Ils burent du thé en mangeant les tourtes. Ils parlaient prudemment, comme s’ils faisaient connaissance à nouveau. Valentina Petrovna raconta son enfance, sa mère autoritaire, combien il avait été difficile de lui échapper, et comment, sans s’en rendre compte, elle était devenue pareille.
— Vous savez ce qu’il y a de pire ? — dit-elle. — Je croyais sincèrement faire tout ça pour votre bien. Que je savais mieux que vous comment vivre. Alors qu’en réalité… j’avais juste peur de finir seule. Vieille. Inutile.

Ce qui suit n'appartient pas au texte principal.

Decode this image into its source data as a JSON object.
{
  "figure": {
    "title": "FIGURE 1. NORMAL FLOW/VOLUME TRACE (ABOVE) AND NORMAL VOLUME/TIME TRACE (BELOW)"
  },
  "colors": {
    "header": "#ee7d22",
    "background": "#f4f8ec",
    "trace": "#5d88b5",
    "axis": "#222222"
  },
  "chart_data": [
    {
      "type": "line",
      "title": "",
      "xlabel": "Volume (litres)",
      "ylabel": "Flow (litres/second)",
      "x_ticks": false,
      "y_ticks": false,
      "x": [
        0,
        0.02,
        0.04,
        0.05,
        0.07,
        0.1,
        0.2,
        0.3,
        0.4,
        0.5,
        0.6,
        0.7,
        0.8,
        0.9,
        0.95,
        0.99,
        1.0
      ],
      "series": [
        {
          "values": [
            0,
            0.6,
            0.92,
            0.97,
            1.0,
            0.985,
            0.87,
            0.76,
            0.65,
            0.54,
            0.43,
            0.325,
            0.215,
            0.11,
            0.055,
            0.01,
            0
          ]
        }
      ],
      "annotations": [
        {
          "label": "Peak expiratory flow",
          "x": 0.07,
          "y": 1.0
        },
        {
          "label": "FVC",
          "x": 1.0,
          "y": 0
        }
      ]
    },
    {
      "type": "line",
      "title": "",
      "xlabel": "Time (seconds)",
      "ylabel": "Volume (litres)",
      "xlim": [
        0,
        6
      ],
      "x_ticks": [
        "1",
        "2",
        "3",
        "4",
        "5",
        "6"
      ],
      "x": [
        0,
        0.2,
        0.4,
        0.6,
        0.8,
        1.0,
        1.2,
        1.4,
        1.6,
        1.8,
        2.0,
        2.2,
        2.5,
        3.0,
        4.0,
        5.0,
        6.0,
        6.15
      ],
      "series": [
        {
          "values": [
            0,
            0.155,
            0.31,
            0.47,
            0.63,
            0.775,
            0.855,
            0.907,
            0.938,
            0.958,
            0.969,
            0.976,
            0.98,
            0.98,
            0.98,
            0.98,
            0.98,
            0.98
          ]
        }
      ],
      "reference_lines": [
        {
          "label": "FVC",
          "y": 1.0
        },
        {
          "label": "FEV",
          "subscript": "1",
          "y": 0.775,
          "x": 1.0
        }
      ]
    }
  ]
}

— Vous ne serez pas seule, — promit Anna. — Si vous respectez nos limites, nous serons toujours là.
Quand Valentina Petrovna s’en alla, elle étreignit sa belle-fille. Pour la première fois — sincèrement, sans arrière-pensée.
— Merci de ne pas m’avoir laissée perdre mon fils. Tu es une femme forte, Anna. Dima a fait le bon choix.
La porte se referma. Anna et Dmitri restèrent dans l’entrée, encore incrédules.
— Tu crois que ça durera ? — demanda Anna.
— Je ne sais pas. Mais ça vaut le coup d’essayer. Après tout, c’est ma mère. Et ta belle-mère. Une partie de notre famille.
— Notre, — répéta Anna. — J’aime bien comme ça sonne.
Ils retournèrent dans la cuisine. Sur la table gisait la clé — symbole du passé, d’un temps sans limites ni respect. Dmitri la prit et la jeta dans la poubelle.
— Si maman veut venir, elle appellera. Comme tout le monde.
— Et nous l’inviterons. Si nous le voulons, — ajouta Anna.
— Exactement. Si nous le voulons.
Le soleil printanier brillait dehors. Dans leur petit appartement chaleureux, que plus personne ne tenterait de vendre, la paix s’était enfin installée. Fragile, toute neuve, mais réelle. Et Anna savait qu’ils la protégeraient. Ensemble. Comme une vraie famille.